II - La décision collective ayant prononcé l'exclusion doit être annulée

Le raisonnement de la Cour de cassation se poursuit fort logiquement. Après avoir rappelé que les statuts ne peuvent déroger aux dispositions de l'article 1844 selon lesquelles tout associé a le droit de participer aux décisions collectives et de voter, une décision d'exclusion prise sans que l'associé visé ne prenne part au vote doit être annulée.

Dans l'affaire ayant donné lieu aux arrêts ici rapportés, une clause des statuts prévoyait en effet que "l'associé dont l'exclusion est susceptible d'être prononcée ne participe pas au vote et ses actions ne sont pas prises en compte pour le calcul de la majorité". La clause était aussi habile que dangereuse. Habile en ce qu'elle prenait le soin de faire abstraction des actions détenues par l'associé visé par la décision d'exclusion, évitant ainsi que les conditions de quorum et de majorité requises pour l'adoption d'une décision collective ne soient, le cas échéant, hors d'atteinte, compte tenu des droits détenus par ledit associé. Dangereuse, la clause l'était aussi puisqu'elle pouvait aboutir à ce que des associés minoritaires puissent évincer de la société l'associé majoritaire, réalisant ainsi une sorte de mutinerie, passant le capitaine par-dessus bord et s'appropriant la conduite du navire.

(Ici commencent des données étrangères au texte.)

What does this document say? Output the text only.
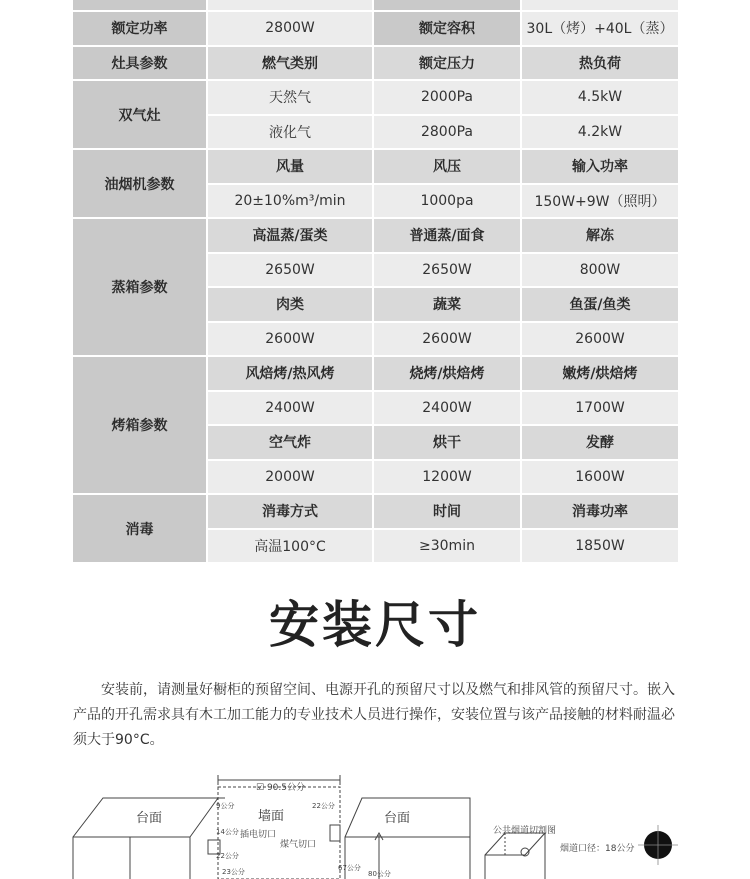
额定功率	2800W	额定容积	30L（烤）+40L（蒸）
灶具参数	燃气类别	额定压力	热负荷
双气灶
天然气	2000Pa	4.5kW
液化气	2800Pa	4.2kW
油烟机参数
风量	风压	输入功率
20±10%m³/min	1000pa	150W+9W（照明）
蒸箱参数
高温蒸/蛋类	普通蒸/面食	解冻
2650W	2650W	800W
肉类	蔬菜	鱼蛋/鱼类
2600W	2600W	2600W
烤箱参数
风焙烤/热风烤	烧烤/烘焙烤	嫩烤/烘焙烤
2400W	2400W	1700W
空气炸	烘干	发酵
2000W	1200W	1600W
消毒
消毒方式	时间	消毒功率
高温100°C	≥30min	1850W
安装尺寸

安装前，请测量好橱柜的预留空间、电源开孔的预留尺寸以及燃气和排风管的预留尺寸。嵌入产品的开孔需求具有木工加工能力的专业技术人员进行操作，安装位置与该产品接触的材料耐温必须大于90°C。

台面	墙面	台面
☑ 90.5公分
9公分	22公分
14公分 插电切口
煤气切口
22公分
23公分	67公分
80公分
公共烟道切割图
烟道口径：18公分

Dès lors que l'exclusion est intervenue sur le fondement d'une clause statutaire contraire à une disposition légale impérative, la délibération des associés ayant prononcé cette exclusion doit être annulée. Il s'agit là d'une stricte application de l'article 1844-10 du Code civil (N° Lexbase : L2030ABS), dont l'alinéa trois, indique que la nullité des actes ou délibérations des organes de la société ne peut résulter que de la violation d'une disposition du titre du Code civil dans lequel figure justement l'article 1844. On peut relever que la Cour de cassation prend le soin de préciser qu'une telle clause doit être "pour le tout réputée non écrite". Il n'est pas très évident d'identifier avec assurance ce que la Cour de cassation entend par cette formule. Si l'on comprend que le mode de décision, écartant du vote l'associé visé, est dans la ligne de mire de la Haute juridiction puisqu'il s'agit d'une violation de la conception qu'elle retient de l'alinéa premier de l'article 1844 du Code civil, il est plus douteux que soit aussi visée la partie de la clause qui identifie les causes d'exclusion. En l'espèce, la clause statutaire permettait l'exclusion en cas d'exercice par un associé d'une activité concurrente à celle de la société, ce qui paraît être un motif légitime d'exclusion. La question peut dès lors se poser de savoir ce qu'il adviendrait d'une décision d'exclusion, prise en considération d'un tel comportement de l'associé, mais à laquelle l'associé visait aurait participé, nonobstant la privation de droit de vote comprise dans la clause statutaire. Si la clause est invalidée pour le tout parce qu'elle comporte une privation du droit de vote, faut-il juger que la décision d'exclusion l'est aussi alors même qu'elle repose sur un cas d'exclusion légitime et que l'associé n'a pas été privé de son droit de vote ? On voit bien que le thème des conditions de validité des décisions relatives à l'exclusion d'un associé n'est pas encore totalement saturé.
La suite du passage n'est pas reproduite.